Never would have guessed.
Jim near El Paso's Convention Center.
The El Paso Zoo has a painting "Enrichment Program" for it's animals, and about a dozen of the pieces were hanging at the El Paso's Visitor's Center.  The painting above was done by a Sumatran Orangutang named Ibu.  Ibu is the only El Paso Zoo resident who uses a brush to paint and the zoo folks gave her a specially-designed brush that she can't break.  Ibu's favorite paint color is red and she likes to taste her paint.  And this didn't sound nearly as stupid when I read it at the Visitor's Center.
The Kress Building was designed by a company architect for the S. H. Kress and Company, which operated one of its "five and dime" store in El Paso from 1938 until 1997. Most of downtown El Paso seems bustling, but I think this building is empty.  I hope someone restores it because it has beautiful details.
Left: Centre Building, formerly the White House Department Store and Hotel McCoy.  It opened in 1912; the department store was in the basement and the hotel was housed the other six floors.  Right: Mills Building.  It once housed an architectural firm (Trost and Trost) that designed hundreds of buildings in El Paso and other southwest cities.  
A Tiffany stained glass dome in downtown El Paso's elegant Camino Real Hotel.
Artwork on an under-construction off ramp?  I'm not sure, but it's a fun look.
Our lunches at Leo's Restaurant in El Paso.  I had to try the chicken mole (above, front) because nearly 40 years ago I attempted this dish for a dinner party, couldn't find the needed ingredients, and faked it with chocolate and who knows what else (which is my usual cooking style.)  My "chocolate chicken" is still infamous among friends and synonymous for "yuck."  The one above was delectable. The guy we chatted with near the Convention Center suggested this restaurant.  Thank you, Mike!
An Aztec calendar sculpture in one of downtown El Paso's small parks. I read that another El Paso Aztec calendar has solar panels directing electricity to outlets people use to charge phones and other devices. Plus the park has free wifi.
A typical sidewalk display at the Downtown Shopping District near the Mexico/US border. We took a free shuttle to the market and were the only passengers not speaking Spanish.
Downtown as seen from near UTEP, the University  of Texas at El Paso.

And, just because we thought they were pretty, photos of a few houses near UTEP:


  1. We, too, have negative feelings about El Paso from just driving through. Nice that you stopped and found out there's more than meets the eye along the interstate.
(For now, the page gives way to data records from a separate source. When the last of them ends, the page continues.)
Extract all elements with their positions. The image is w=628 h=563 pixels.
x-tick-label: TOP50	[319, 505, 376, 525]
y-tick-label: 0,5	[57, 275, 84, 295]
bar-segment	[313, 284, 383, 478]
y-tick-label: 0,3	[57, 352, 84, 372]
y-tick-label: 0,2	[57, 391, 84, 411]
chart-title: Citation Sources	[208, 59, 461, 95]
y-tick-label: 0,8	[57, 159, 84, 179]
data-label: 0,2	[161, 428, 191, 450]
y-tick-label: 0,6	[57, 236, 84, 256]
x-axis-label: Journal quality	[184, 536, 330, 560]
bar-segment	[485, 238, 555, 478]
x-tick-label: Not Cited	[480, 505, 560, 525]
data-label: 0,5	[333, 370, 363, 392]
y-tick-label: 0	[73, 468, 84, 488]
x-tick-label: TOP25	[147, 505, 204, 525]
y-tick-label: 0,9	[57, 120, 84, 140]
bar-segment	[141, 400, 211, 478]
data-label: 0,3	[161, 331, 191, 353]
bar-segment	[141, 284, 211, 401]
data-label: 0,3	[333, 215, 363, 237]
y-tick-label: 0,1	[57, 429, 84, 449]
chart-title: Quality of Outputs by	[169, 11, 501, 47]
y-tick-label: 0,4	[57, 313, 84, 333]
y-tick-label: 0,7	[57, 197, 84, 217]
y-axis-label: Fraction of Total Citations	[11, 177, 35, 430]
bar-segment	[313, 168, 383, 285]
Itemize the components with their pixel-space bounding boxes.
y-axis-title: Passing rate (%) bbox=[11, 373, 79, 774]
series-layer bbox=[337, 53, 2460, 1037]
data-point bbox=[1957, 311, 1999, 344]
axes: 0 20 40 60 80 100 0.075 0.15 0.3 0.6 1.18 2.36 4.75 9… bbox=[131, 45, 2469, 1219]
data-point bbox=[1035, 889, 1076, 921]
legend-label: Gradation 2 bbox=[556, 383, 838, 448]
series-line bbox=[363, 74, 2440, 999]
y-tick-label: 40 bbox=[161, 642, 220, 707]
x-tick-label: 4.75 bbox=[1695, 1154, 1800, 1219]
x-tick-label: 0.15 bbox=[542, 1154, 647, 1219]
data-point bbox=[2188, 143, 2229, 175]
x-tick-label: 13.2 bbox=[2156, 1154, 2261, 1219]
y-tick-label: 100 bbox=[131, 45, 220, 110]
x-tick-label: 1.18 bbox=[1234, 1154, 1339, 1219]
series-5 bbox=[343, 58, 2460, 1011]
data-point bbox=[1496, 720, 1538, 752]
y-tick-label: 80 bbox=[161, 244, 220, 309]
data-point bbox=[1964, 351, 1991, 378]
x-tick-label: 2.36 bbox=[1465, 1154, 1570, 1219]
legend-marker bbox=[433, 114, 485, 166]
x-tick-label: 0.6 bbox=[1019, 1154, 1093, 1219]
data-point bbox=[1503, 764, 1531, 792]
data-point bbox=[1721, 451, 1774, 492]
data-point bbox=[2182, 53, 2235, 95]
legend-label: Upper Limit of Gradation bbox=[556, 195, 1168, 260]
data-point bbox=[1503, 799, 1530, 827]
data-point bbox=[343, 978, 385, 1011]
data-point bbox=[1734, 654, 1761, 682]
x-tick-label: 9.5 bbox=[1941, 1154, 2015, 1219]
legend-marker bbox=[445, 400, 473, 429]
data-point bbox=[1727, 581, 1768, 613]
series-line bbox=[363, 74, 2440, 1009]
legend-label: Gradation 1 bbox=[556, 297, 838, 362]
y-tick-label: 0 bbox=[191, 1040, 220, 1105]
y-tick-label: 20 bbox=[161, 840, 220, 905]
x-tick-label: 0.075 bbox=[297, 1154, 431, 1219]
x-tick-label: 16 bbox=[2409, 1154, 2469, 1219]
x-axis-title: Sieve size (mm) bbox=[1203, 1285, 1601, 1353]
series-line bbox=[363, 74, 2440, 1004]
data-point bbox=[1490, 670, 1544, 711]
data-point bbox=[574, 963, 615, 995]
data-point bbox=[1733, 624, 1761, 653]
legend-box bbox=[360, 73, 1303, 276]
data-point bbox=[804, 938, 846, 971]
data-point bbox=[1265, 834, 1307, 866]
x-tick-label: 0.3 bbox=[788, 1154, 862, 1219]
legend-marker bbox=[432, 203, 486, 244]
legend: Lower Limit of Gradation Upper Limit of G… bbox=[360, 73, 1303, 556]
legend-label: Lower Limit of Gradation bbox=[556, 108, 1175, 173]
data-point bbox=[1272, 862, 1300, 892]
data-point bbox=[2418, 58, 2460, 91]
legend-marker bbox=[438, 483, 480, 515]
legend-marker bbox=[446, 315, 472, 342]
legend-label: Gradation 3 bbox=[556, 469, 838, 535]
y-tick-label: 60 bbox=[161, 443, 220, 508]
    1. El Paso was a nice surprise. We were only going to stay two days and ended up staying a week. So sorry about your bikes but glad your insurance backed you up. And thanks for listing us on your blog -- we've been getting lots of hits. Safe travels!

  2. To answer your question -- Marty Robbins and Rosa's Cantina! Showing my age. Of course, at the time (back in the early 60s) I would have kept the fact that I listened to a "Country/Western" song a secret. Sophisticates like me just listened to "Rock". Now I know enough to know that no one cares what music I listen(ed) to. But boy, that song sure wrapped everything up for me. Romance, Violence, Jealousy, and of course the universal truth that in the end the love for a woman brings nothing but trouble.